Exercise Set 2, Question 6

Here are the commands I used for this. A bit lacking on comments, sorry

T=5;
a=0.15;
b=0.1;
r=0.05;

M=5000;
N=1000;
h=T/N;

A=(a-b^2/2)*h;
B=b*sqrt(h);
Z=randn(M,N);

valueatend=zeros(M,2);   % results of the investment by the 2 strategies

for j=1:M

S=1;
F=0;     % F=0 implies that 75% profit has not yet been acheived 

for i=1:N
   S=S*exp(A+B*Z(j,i));
   if S>=1.75 & F==0
     F=S*exp(r*T*(1-i/N));
   end
end

if F==0
   F=S;
end

valueatend(j,1)=F;
valueatend(j,2)=S;

end

mean(valueatend(:,1))
mean(valueatend(:,2))
std(valueatend(:,1))
std(valueatend(:,2))

Answers (reproduced in several runs) gave the expected value of the "sell high" strategy to be about 1.83 and the expected value of the "hold 5 years" strategy to be about 2.12 (the exact value for this, from question 3, is exp(0.75)=2.1170).
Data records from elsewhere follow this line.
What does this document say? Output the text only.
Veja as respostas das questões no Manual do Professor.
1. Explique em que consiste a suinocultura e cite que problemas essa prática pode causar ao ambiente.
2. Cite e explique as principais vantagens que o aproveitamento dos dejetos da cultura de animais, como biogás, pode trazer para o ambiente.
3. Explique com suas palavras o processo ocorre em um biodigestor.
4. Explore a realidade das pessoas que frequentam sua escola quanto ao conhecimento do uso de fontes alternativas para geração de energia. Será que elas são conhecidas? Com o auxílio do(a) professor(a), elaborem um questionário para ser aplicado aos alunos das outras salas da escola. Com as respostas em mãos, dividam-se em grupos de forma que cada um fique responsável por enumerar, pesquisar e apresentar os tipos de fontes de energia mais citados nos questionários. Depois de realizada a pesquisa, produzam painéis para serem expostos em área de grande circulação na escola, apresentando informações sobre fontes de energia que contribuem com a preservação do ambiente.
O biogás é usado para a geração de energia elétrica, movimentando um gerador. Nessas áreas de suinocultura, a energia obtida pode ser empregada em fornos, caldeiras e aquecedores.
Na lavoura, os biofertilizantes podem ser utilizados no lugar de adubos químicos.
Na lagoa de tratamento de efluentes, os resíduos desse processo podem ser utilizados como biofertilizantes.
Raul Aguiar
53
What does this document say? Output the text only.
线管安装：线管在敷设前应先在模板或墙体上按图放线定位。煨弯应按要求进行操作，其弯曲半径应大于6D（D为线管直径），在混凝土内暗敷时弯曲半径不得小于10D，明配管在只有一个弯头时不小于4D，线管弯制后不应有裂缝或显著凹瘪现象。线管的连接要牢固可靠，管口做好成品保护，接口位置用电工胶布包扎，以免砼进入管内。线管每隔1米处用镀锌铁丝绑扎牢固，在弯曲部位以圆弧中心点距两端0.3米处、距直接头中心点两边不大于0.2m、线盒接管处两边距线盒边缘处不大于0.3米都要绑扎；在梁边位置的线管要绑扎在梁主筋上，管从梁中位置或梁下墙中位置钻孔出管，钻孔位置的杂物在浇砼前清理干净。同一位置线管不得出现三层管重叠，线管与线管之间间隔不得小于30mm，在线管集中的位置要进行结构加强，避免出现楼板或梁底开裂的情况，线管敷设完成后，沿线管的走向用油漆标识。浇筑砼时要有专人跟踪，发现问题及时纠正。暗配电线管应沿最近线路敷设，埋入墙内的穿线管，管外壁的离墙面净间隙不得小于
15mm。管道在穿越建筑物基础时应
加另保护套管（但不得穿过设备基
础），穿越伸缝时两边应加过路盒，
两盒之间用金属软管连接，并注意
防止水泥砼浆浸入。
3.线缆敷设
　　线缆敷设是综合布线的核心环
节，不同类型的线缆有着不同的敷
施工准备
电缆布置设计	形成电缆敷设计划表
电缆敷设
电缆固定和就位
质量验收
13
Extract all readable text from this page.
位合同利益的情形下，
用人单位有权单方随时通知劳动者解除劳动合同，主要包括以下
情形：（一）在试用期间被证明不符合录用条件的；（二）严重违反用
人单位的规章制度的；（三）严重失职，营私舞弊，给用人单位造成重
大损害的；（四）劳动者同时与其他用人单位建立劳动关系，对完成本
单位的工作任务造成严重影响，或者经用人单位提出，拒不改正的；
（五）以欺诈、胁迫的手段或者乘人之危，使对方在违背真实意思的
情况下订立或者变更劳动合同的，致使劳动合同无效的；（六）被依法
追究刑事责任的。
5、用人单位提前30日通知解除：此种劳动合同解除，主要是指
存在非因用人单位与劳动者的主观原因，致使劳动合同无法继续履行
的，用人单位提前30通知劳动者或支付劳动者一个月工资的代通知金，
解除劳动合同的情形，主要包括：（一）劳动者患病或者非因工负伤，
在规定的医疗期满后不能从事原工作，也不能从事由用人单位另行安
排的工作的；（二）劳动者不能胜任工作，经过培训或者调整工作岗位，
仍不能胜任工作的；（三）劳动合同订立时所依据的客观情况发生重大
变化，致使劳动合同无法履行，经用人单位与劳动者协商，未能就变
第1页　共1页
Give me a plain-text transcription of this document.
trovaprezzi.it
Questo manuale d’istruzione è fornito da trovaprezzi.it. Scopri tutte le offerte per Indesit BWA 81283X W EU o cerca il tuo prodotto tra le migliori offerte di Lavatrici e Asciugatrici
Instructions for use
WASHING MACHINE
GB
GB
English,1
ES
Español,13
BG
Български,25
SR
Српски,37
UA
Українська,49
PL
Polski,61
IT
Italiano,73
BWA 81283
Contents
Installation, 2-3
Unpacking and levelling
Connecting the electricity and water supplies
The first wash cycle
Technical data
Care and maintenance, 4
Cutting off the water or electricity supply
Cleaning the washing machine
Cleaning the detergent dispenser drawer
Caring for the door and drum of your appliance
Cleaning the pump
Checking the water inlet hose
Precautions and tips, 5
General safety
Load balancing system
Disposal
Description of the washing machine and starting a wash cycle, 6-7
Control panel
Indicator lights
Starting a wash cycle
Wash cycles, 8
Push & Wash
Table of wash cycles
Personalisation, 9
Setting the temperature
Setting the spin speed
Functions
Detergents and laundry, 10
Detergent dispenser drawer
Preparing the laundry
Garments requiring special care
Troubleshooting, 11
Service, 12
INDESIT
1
BUT the standard deviation of the first strategy is only about 0.18 while for the second strategy it is 0.48. Thus, as usual in these things, the "cost" of a strategy with a high average return is high risk. It is interesting to look at the distributions of the returns from the 2 strategies, beyond just their means and variances, to decide what is relevant for an investment decision.